Dies lässt allerdings die Nachtgastronomie rechtliche Schritte wegen der "nicht nachvollziehbaren Ungleichbehandlung" erwägen. Möglich wäre ein Individualantrag beim Verfassungsgerichtshof oder Klage bei einem Oberlandesgericht, erklärte ihr Sprecher Stefan Ratzenberger den "Oberösterreichischen Nachrichten". Abhängig machen will die Branche die Entscheidung auch von einer Großveranstaltung in Oberösterreich: Das Hollerbergfest in Auberg beginne am Freitag unter 3 G-Regeln. "Wir werden das genau beobachten, wenn da tausende Menschen zusammenkommen", sagt Ratzenberger.

Neben der Verschärfung in der Nachtgastronomie wird morgen auch eine Lockerung vollzogen. Denn die Masken im Handel (ausgenommen Supermärkte, Apotheken etc.), in Museen und Bibliotheken gehören in acht Bundesländern der Vergangenheit an. Nur in Wien, das angesichts der steigenden Zahlen auf einen vorsichtigeren Kurs setzt, muss weiter ein Mund/Nasen-Schutz angelegt werden, das sogar wieder in Kinos und Theatern. Die Registrierungspflicht bleibt bundesweit bestehen, wird somit nicht wie ursprünglich geplant mit Donnerstag abgeschafft.

Freilich ist auch nicht ganz auszuschließen, dass demnächst überall wieder striktere Regeln gelten. Denn am Donnerstag tritt die Taskforce bestehend aus Vertretern diverser Ministerien und des Bundesländer-Vorsitzlandes Tirol zusammen.
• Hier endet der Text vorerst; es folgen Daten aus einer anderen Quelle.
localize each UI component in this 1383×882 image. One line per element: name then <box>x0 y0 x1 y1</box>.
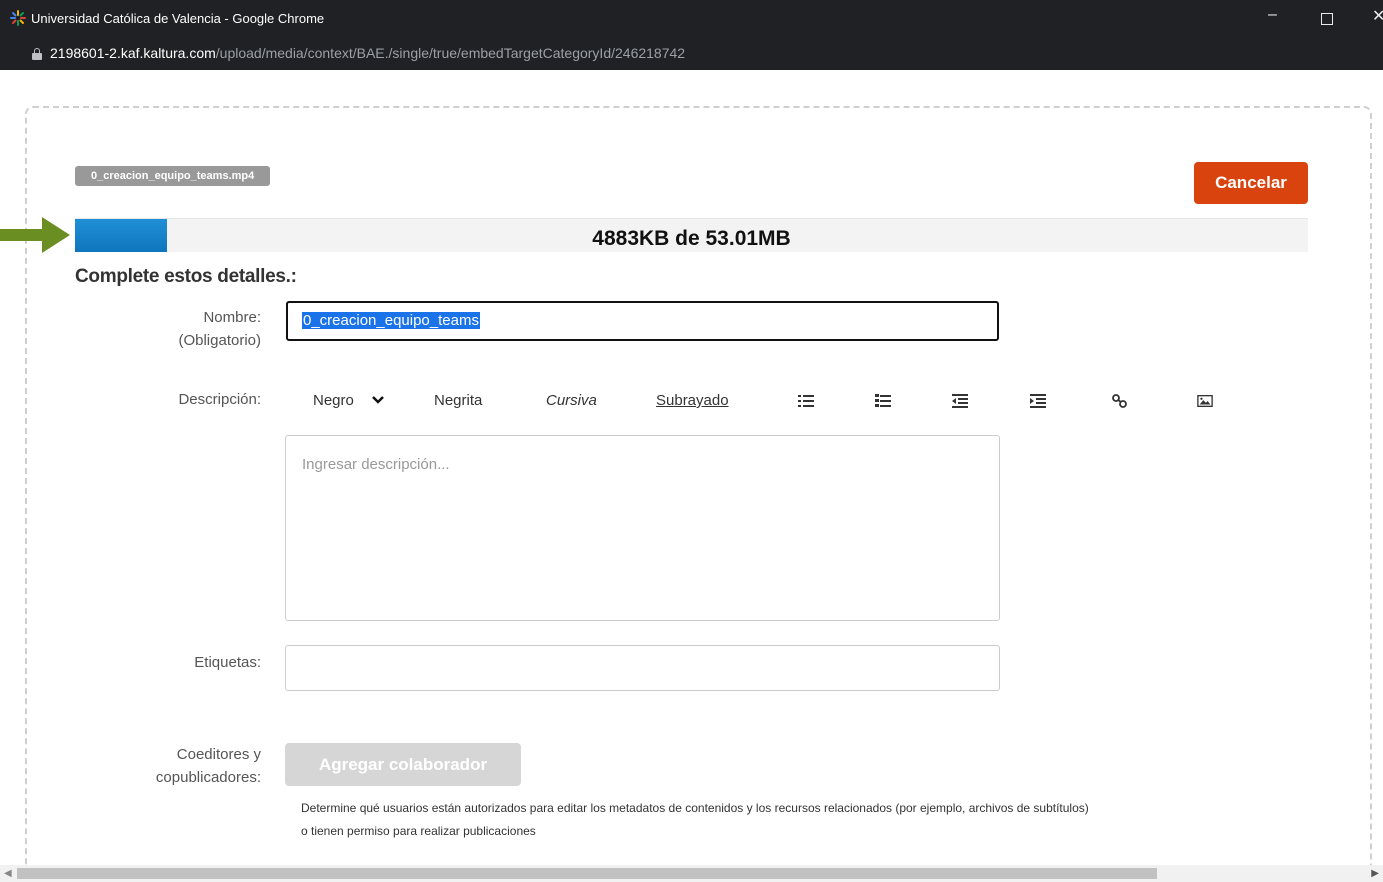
name-input-value: 0_creacion_equipo_teams <box>302 312 480 329</box>
scroll-right-arrow-icon[interactable]: ▶ <box>1371 868 1379 879</box>
link-icon[interactable] <box>1112 394 1128 408</box>
tags-label: Etiquetas: <box>194 654 261 671</box>
scroll-left-arrow-icon[interactable]: ◀ <box>4 868 12 879</box>
name-label-line1: Nombre: <box>203 309 261 326</box>
bullet-list-icon[interactable] <box>798 394 814 408</box>
underline-button[interactable]: Subrayado <box>656 392 729 409</box>
close-button[interactable]: ✕ <box>1372 6 1383 26</box>
outdent-icon[interactable] <box>952 394 968 408</box>
url-text[interactable]: 2198601-2.kaf.kaltura.com/upload/media/c… <box>50 45 685 61</box>
url-host: 2198601-2.kaf.kaltura.com <box>50 45 216 61</box>
cancel-button[interactable]: Cancelar <box>1194 162 1308 204</box>
maximize-button[interactable] <box>1321 13 1333 25</box>
coeditors-help-text: Determine qué usuarios están autorizados… <box>301 797 1089 843</box>
minimize-button[interactable]: – <box>1268 6 1277 24</box>
description-textarea[interactable]: Ingresar descripción... <box>285 435 1000 621</box>
description-label: Descripción: <box>178 391 261 408</box>
color-select[interactable]: Negro <box>313 392 384 409</box>
horizontal-scrollbar[interactable]: ◀ ▶ <box>0 865 1383 882</box>
upload-progress-bar: 4883KB de 53.01MB <box>75 218 1308 252</box>
url-path: /upload/media/context/BAE./single/true/e… <box>215 45 686 61</box>
name-label: Nombre: (Obligatorio) <box>178 306 261 352</box>
upload-page: 0_creacion_equipo_teams.mp4 Cancelar 488… <box>0 70 1383 865</box>
coeditors-label-line1: Coeditores y <box>176 746 261 763</box>
color-select-value: Negro <box>313 392 354 409</box>
bold-button[interactable]: Negrita <box>434 392 482 409</box>
window-titlebar: Universidad Católica de Valencia - Googl… <box>0 0 1383 38</box>
filename-badge: 0_creacion_equipo_teams.mp4 <box>75 166 271 186</box>
help-line-2: o tienen permiso para realizar publicaci… <box>301 824 536 838</box>
details-section-title: Complete estos detalles.: <box>75 266 297 287</box>
upload-progress-text: 4883KB de 53.01MB <box>592 227 791 250</box>
italic-button[interactable]: Cursiva <box>546 392 597 409</box>
scrollbar-thumb[interactable] <box>17 868 1157 879</box>
kaltura-logo-icon <box>10 10 26 26</box>
name-label-line2: (Obligatorio) <box>178 332 261 349</box>
coeditors-label-line2: copublicadores: <box>155 769 261 786</box>
add-collaborator-button[interactable]: Agregar colaborador <box>285 743 521 786</box>
address-bar[interactable]: 2198601-2.kaf.kaltura.com/upload/media/c… <box>0 38 1383 70</box>
coeditors-label: Coeditores y copublicadores: <box>156 743 261 789</box>
window-title: Universidad Católica de Valencia - Googl… <box>31 11 325 26</box>
chevron-down-icon <box>372 396 384 404</box>
image-icon[interactable] <box>1197 394 1213 408</box>
description-placeholder: Ingresar descripción... <box>302 456 450 473</box>
name-input[interactable]: 0_creacion_equipo_teams <box>286 301 999 341</box>
arrow-pointer-icon <box>0 217 70 253</box>
numbered-list-icon[interactable] <box>875 394 891 408</box>
tags-input[interactable] <box>285 645 1000 691</box>
help-line-1: Determine qué usuarios están autorizados… <box>301 801 1089 815</box>
indent-icon[interactable] <box>1030 394 1046 408</box>
lock-icon <box>32 48 42 60</box>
Speziell das Gesundheitsressort drängt darauf, bei Reise-Rückkehrern, deren Anteil bei den Infektionen im Steigen begriffen ist, Regeln wie eine PCR-Test-Pflicht einzuziehen. Die ÖVP bremst dem Vernehmen nach eher. Das Treffen findet wie jenes in der Vorwoche, das die Verschärfungen in der Nacht-Gastronomie zur Folge hatte, auf Beamten-Ebene statt. Ob es zu Ergebnissen kommt, war vorerst nicht absehbar.